Giunti in città, parcheggiamo la macchina vicino all’Anfiteatro Romano, sito sulla parte più elevata del colle. Da questa posizione abbiamo visto il sole nascondersi lentamente dietro le montagne regalandoci una veduta della vallata al crepuscolo letteralmente mozzafiato, come trovarsi dentro un dipinto di periodo romantico…

E’ tardi, è arrivato il momento di raggiungere Palazzo Lepri, dove insieme ai simpatici instagramers di IG Abruzzo ed IG Chieti (un saluto anche a voi ragazzi!) ci aspettava lo starter point della parata “Pedalainstile” di biciclette vintage, evento singolare e caratteristico del luogo, organizzato da Bike Inside Vintage Team. Questa manifestazione è aperta a chiunque possiede una bici d’epoca ed un vestiario vintage.

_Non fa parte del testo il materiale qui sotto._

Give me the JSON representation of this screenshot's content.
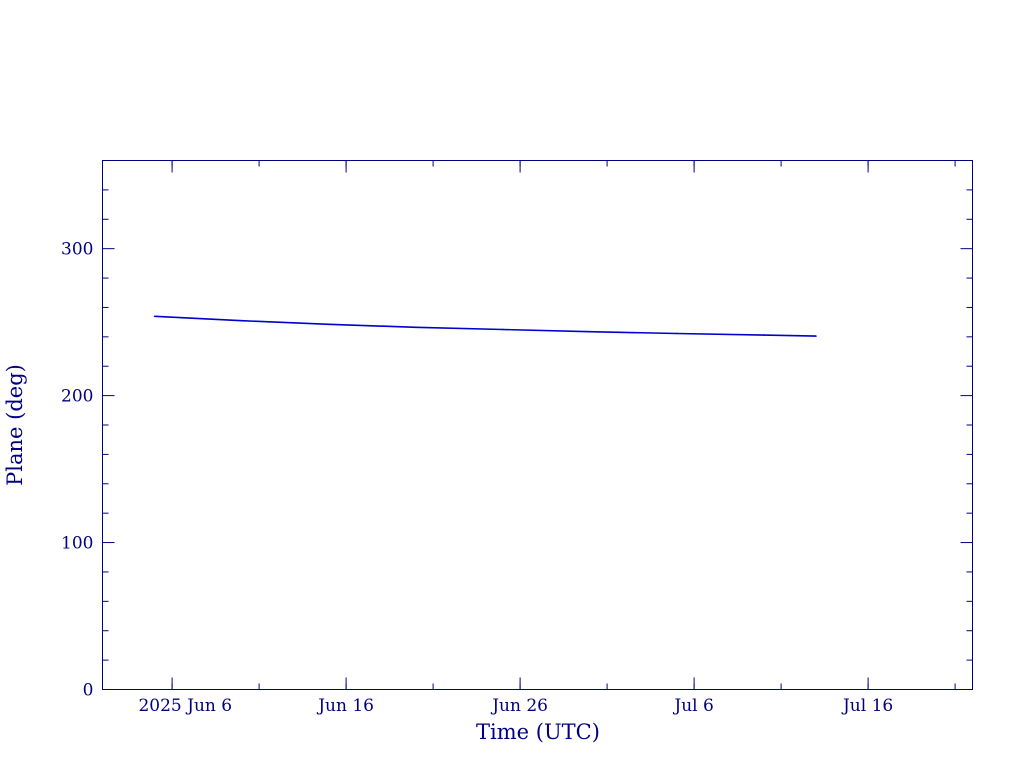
{
  "chart_data": {
    "type": "line",
    "title": "",
    "xlabel": "Time (UTC)",
    "ylabel": "Plane (deg)",
    "xlim": [
      "2025-06-02",
      "2025-07-22"
    ],
    "ylim": [
      0,
      360
    ],
    "grid": false,
    "x_ticks": [
      {
        "date": "2025-06-06",
        "label": "2025 Jun  6"
      },
      {
        "date": "2025-06-16",
        "label": "Jun 16"
      },
      {
        "date": "2025-06-26",
        "label": "Jun 26"
      },
      {
        "date": "2025-07-06",
        "label": "Jul  6"
      },
      {
        "date": "2025-07-16",
        "label": "Jul 16"
      }
    ],
    "y_ticks": [
      0,
      100,
      200,
      300
    ],
    "series": [
      {
        "x": [
          "2025-06-05",
          "2025-06-10",
          "2025-06-15",
          "2025-06-20",
          "2025-06-25",
          "2025-06-30",
          "2025-07-05",
          "2025-07-10",
          "2025-07-13"
        ],
        "y": [
          254,
          251,
          248.5,
          246.5,
          245,
          243.5,
          242.3,
          241.2,
          240.5
        ]
      }
    ],
    "colors": {
      "axis": "#000080",
      "line": "#0000cc"
    }
  }
}
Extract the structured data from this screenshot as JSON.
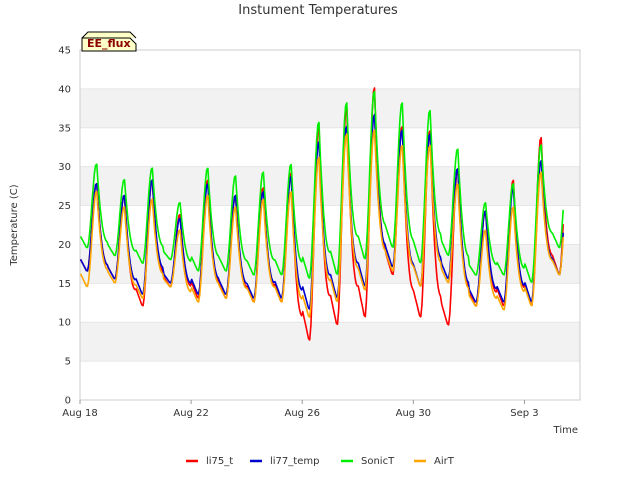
{
  "chart_data": {
    "type": "line",
    "title": "Instument Temperatures",
    "xlabel": "Time",
    "ylabel": "Temperature (C)",
    "badge": "EE_flux",
    "ylim": [
      0,
      45
    ],
    "xlim": [
      "2023-08-18",
      "2023-09-05"
    ],
    "yticks": [
      0,
      5,
      10,
      15,
      20,
      25,
      30,
      35,
      40,
      45
    ],
    "xticks": [
      {
        "date": "2023-08-18",
        "label": "Aug 18"
      },
      {
        "date": "2023-08-22",
        "label": "Aug 22"
      },
      {
        "date": "2023-08-26",
        "label": "Aug 26"
      },
      {
        "date": "2023-08-30",
        "label": "Aug 30"
      },
      {
        "date": "2023-09-03",
        "label": "Sep 3"
      }
    ],
    "grid": true,
    "legend_position": "bottom",
    "series": [
      {
        "name": "li75_t",
        "color": "#ff0000",
        "dates": [
          "2023-08-18",
          "2023-08-19",
          "2023-08-20",
          "2023-08-21",
          "2023-08-22",
          "2023-08-23",
          "2023-08-24",
          "2023-08-25",
          "2023-08-26",
          "2023-08-27",
          "2023-08-28",
          "2023-08-29",
          "2023-08-30",
          "2023-08-31",
          "2023-09-01",
          "2023-09-02",
          "2023-09-03",
          "2023-09-04"
        ],
        "min": [
          16.5,
          15.5,
          12.0,
          14.5,
          13.0,
          13.0,
          12.5,
          12.5,
          7.5,
          9.5,
          10.5,
          16.0,
          10.5,
          9.5,
          12.0,
          12.0,
          12.0,
          16.0
        ],
        "max": [
          28.0,
          26.5,
          28.5,
          24.0,
          28.5,
          26.5,
          27.5,
          29.5,
          35.5,
          38.0,
          40.5,
          35.5,
          35.0,
          30.0,
          24.5,
          28.5,
          34.0,
          34.0
        ]
      },
      {
        "name": "li77_temp",
        "color": "#0000cc",
        "dates": [
          "2023-08-18",
          "2023-08-19",
          "2023-08-20",
          "2023-08-21",
          "2023-08-22",
          "2023-08-23",
          "2023-08-24",
          "2023-08-25",
          "2023-08-26",
          "2023-08-27",
          "2023-08-28",
          "2023-08-29",
          "2023-08-30",
          "2023-08-31",
          "2023-09-01",
          "2023-09-02",
          "2023-09-03",
          "2023-09-04"
        ],
        "min": [
          16.5,
          15.5,
          13.5,
          15.0,
          13.5,
          13.5,
          13.0,
          13.0,
          11.5,
          13.0,
          14.5,
          17.0,
          14.5,
          15.5,
          12.5,
          12.5,
          12.5,
          16.0
        ],
        "max": [
          28.0,
          26.5,
          28.5,
          23.5,
          28.0,
          26.5,
          27.0,
          29.0,
          33.5,
          35.5,
          37.0,
          35.0,
          34.5,
          30.0,
          24.5,
          27.5,
          31.0,
          31.0
        ]
      },
      {
        "name": "SonicT",
        "color": "#00ee00",
        "dates": [
          "2023-08-18",
          "2023-08-19",
          "2023-08-20",
          "2023-08-21",
          "2023-08-22",
          "2023-08-23",
          "2023-08-24",
          "2023-08-25",
          "2023-08-26",
          "2023-08-27",
          "2023-08-28",
          "2023-08-29",
          "2023-08-30",
          "2023-08-31",
          "2023-09-01",
          "2023-09-02",
          "2023-09-03",
          "2023-09-04"
        ],
        "min": [
          19.5,
          18.5,
          17.5,
          18.0,
          16.5,
          16.5,
          16.0,
          16.0,
          15.5,
          16.0,
          18.0,
          19.5,
          17.5,
          18.5,
          16.0,
          16.0,
          15.0,
          19.5
        ],
        "max": [
          30.5,
          28.5,
          30.0,
          25.5,
          30.0,
          29.0,
          29.5,
          30.5,
          36.0,
          38.5,
          40.0,
          38.5,
          37.5,
          32.5,
          25.5,
          28.0,
          33.0,
          33.0
        ]
      },
      {
        "name": "AirT",
        "color": "#ffa500",
        "dates": [
          "2023-08-18",
          "2023-08-19",
          "2023-08-20",
          "2023-08-21",
          "2023-08-22",
          "2023-08-23",
          "2023-08-24",
          "2023-08-25",
          "2023-08-26",
          "2023-08-27",
          "2023-08-28",
          "2023-08-29",
          "2023-08-30",
          "2023-08-31",
          "2023-09-01",
          "2023-09-02",
          "2023-09-03",
          "2023-09-04"
        ],
        "min": [
          14.5,
          15.0,
          13.0,
          14.5,
          12.5,
          13.0,
          12.5,
          12.5,
          10.5,
          12.5,
          14.0,
          16.5,
          14.5,
          15.0,
          12.0,
          11.5,
          12.0,
          16.0
        ],
        "max": [
          27.0,
          25.0,
          26.0,
          22.0,
          26.5,
          25.0,
          26.0,
          27.0,
          31.5,
          34.5,
          35.0,
          33.0,
          33.0,
          28.0,
          22.0,
          25.0,
          29.5,
          29.5
        ]
      }
    ],
    "end_date": "2023-09-04"
  }
}
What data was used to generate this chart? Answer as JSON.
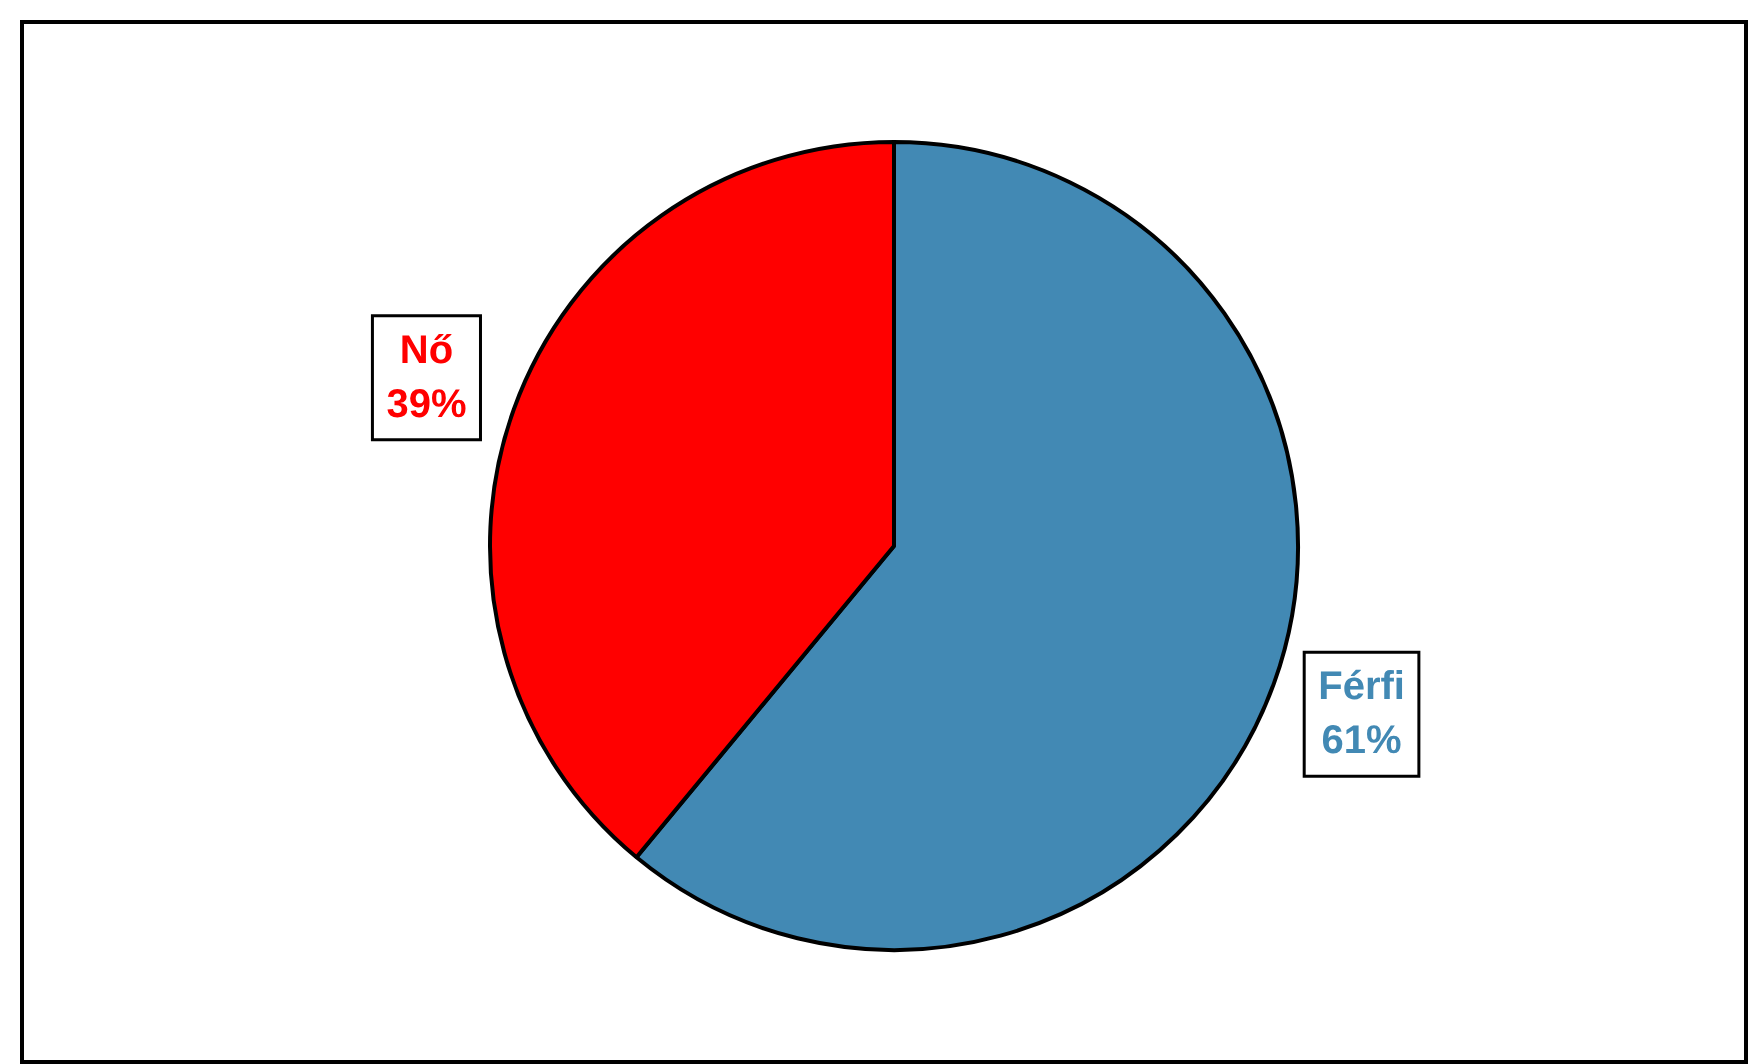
{
  "chart_data": {
    "type": "pie",
    "categories": [
      "Férfi",
      "Nő"
    ],
    "values": [
      61,
      39
    ],
    "colors": [
      "#4289b4",
      "#ff0000"
    ],
    "value_labels": [
      "61%",
      "39%"
    ],
    "legend": false
  }
}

Adulti e ragazzi, anziani e bambini, tutti insieme a pedalare per le vie del centro città. I loro sorrisi, gli schiamazzi e le urla goliardiche hanno dato vita ad un vero e proprio spettacolo ed ogni passante rimaneva affascinato da quella vista. In occasione sono stati allestiti lungo tutto il corso degli street food trucks in stile vintage.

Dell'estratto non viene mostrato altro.